Defendants in the lawsuit are Tyson Foods Inc., Tyson Poultry Inc., Tyson Chicken Inc., Cobb-Vantress Inc., Cal-Maine Foods Inc., Cargill Inc., Cargill Turkey Production LLC., George's Inc., George's Farms Inc., Peterson Farms, Simmons Foods Inc., Cal-Maine Farms Inc. and Willow Brook Foods Inc.

As for the potential financial impact the lawsuit could have on the poultry companies, Mr Edmondson said he is "sympathetic, but not sympathetic enough to drop the lawsuit" because the companies' potential losses "does not deter us from the overriding objective of having a business operate in an environmentally sound manner."

The attorney general does not expect the poultry companies to "craft a solution" until their attorneys have "filed every motion they can think of" to stop the lawsuit from progressing.

"It's only when they have exhausted what they reasonably think are methods of avoiding a day of reckoning that they will get realistic about resolving the issue," Mr Edmondson said.

The lawsuit is being handled primary by the attorney general's office with the assistance of outside counsel, which has borne most of the costs associated with the lawsuit, Edmondson said. The case has a tentative trial date of September 2009.

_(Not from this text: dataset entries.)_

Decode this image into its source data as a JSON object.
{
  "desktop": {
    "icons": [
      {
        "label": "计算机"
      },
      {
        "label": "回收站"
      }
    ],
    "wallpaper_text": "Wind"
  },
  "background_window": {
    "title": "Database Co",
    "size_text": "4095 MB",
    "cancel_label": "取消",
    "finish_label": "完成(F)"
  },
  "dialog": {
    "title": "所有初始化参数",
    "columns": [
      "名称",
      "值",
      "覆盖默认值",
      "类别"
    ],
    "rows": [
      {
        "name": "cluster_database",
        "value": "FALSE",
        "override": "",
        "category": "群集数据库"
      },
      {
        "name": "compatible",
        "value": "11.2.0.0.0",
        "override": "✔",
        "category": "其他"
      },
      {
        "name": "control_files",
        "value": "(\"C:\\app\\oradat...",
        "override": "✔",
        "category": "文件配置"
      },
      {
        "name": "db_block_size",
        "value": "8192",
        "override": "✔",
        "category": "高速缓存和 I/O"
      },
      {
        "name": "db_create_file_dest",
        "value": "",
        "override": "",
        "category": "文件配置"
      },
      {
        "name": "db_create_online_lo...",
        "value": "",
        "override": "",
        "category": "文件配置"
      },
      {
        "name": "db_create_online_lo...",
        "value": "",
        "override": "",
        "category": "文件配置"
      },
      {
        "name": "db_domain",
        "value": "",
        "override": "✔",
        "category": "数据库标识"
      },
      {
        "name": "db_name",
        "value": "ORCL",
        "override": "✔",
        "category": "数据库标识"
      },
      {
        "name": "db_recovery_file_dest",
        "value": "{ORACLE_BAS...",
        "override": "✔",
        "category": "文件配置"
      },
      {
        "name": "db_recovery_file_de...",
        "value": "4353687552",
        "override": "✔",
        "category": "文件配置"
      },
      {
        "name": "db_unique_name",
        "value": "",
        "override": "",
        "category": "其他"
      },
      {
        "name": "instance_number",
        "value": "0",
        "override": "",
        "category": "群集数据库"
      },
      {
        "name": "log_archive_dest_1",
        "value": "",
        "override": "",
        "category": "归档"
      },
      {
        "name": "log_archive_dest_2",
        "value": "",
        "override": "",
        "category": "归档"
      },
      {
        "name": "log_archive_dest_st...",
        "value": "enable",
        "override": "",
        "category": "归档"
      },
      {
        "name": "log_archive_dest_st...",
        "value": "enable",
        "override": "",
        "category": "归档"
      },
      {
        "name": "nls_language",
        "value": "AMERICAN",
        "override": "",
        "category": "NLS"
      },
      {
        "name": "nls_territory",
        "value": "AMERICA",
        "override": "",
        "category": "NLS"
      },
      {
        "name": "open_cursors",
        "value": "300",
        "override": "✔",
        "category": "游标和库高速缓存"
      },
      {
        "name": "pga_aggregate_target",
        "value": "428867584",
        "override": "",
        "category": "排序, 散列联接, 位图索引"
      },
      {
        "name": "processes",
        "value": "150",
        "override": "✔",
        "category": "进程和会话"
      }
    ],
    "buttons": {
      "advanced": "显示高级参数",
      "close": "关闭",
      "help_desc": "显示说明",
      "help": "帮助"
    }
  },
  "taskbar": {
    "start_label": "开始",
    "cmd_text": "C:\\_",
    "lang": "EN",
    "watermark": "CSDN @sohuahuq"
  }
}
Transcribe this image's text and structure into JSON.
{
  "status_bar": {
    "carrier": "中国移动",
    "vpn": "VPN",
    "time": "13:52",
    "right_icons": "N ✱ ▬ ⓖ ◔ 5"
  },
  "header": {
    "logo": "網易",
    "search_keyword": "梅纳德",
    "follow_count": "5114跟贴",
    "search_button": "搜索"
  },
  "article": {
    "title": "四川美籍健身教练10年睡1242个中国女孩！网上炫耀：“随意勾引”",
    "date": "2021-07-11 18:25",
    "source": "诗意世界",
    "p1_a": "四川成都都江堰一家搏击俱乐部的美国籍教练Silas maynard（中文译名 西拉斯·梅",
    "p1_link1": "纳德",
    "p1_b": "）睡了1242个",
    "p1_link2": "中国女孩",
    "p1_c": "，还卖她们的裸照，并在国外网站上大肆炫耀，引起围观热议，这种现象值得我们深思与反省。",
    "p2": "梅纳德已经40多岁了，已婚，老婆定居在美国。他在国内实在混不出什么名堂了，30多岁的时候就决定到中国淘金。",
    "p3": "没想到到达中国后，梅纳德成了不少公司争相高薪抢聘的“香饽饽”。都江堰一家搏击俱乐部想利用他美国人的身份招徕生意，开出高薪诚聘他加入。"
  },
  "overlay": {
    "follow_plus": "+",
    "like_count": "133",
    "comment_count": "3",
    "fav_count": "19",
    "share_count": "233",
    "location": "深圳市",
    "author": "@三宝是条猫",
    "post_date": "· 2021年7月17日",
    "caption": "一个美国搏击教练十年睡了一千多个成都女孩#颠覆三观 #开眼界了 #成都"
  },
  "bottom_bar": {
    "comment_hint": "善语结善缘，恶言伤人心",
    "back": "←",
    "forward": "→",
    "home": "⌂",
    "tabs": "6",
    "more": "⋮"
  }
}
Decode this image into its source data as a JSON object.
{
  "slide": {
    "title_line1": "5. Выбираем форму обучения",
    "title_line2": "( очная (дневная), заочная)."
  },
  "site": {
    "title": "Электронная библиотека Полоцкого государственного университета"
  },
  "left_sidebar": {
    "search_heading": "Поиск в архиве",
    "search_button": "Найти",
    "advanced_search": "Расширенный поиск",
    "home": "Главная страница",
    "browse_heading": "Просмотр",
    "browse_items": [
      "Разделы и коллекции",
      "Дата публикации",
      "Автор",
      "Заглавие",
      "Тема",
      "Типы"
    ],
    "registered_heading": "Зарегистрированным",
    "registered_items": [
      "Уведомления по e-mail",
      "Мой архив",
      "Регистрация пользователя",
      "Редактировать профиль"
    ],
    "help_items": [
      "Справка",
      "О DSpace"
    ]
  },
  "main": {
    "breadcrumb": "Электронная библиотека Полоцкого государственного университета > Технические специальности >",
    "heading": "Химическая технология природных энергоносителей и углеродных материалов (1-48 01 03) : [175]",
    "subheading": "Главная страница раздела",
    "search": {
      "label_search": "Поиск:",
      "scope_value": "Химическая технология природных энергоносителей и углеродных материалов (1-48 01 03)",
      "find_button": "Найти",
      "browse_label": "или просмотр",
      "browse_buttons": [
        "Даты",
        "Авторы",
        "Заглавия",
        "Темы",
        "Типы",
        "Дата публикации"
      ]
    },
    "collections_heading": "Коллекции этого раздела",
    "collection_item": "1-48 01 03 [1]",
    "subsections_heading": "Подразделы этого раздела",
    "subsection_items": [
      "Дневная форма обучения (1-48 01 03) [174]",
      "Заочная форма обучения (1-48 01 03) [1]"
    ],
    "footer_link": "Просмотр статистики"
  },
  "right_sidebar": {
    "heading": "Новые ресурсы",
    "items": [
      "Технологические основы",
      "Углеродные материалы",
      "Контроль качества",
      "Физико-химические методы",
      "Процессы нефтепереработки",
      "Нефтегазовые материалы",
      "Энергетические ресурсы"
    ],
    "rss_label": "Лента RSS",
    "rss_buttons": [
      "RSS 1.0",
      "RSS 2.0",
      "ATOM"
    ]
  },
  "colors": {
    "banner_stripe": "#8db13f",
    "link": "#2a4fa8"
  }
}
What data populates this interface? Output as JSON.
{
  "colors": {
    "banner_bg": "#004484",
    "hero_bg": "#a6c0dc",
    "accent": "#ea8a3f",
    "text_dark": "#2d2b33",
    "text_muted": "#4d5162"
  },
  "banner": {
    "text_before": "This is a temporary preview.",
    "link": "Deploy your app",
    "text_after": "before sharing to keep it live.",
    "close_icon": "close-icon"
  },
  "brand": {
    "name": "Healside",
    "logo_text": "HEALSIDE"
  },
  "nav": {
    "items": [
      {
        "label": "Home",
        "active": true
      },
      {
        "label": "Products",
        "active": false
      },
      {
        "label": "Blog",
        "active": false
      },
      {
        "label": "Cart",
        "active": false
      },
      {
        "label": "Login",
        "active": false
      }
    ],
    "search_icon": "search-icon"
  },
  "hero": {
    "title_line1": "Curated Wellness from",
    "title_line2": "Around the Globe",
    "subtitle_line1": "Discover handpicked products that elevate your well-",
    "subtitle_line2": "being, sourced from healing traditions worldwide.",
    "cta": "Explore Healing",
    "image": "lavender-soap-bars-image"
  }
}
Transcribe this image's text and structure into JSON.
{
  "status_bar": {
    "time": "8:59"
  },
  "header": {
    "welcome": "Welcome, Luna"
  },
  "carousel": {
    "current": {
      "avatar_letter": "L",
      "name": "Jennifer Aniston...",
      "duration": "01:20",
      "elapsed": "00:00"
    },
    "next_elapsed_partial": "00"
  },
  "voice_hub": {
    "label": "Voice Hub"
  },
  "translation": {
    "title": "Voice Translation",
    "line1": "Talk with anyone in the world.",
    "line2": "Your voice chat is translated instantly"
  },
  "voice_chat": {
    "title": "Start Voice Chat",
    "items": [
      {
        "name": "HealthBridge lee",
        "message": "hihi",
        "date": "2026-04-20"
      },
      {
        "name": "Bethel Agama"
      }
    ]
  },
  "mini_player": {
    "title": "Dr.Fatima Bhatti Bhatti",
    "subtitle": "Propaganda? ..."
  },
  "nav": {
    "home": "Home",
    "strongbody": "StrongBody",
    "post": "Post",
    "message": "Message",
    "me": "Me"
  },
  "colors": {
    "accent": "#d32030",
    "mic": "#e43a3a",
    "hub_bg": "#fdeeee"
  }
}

"We're gearing for trial at the same time we're always willing to talk," the attorney general said. "If there is not a negotiated settlement between now and then, we'll take the case to court next year."

Mr Edmondson added that the poultry companies are responsible for the run-off of polluted water from tons of poultry waste that has flowed into the waterways as the result of improper storage.

For the alleged damage, he wants an undisclosed amount, to be "hopefully" negotiated with the companies. If no deal is reached, an amount will be submitted to a jury, he added.

"We want enough to do some work reclaiming and restoring the river and the lake and the tributaries to the river," he said.

"The bottom line," Mr Edmondson said, "You cannot destroy a watershed in the name of profit."

Pollution from poultry farms in an issue of national importance, Mr Edmondson said.

Closing the interview, the attonrey general called for a "national solution" to protect the nation's waterways, especially in Georgia, the Carolinas and the Delmarva Peninsula states of Delaware, Maryland and Virginia.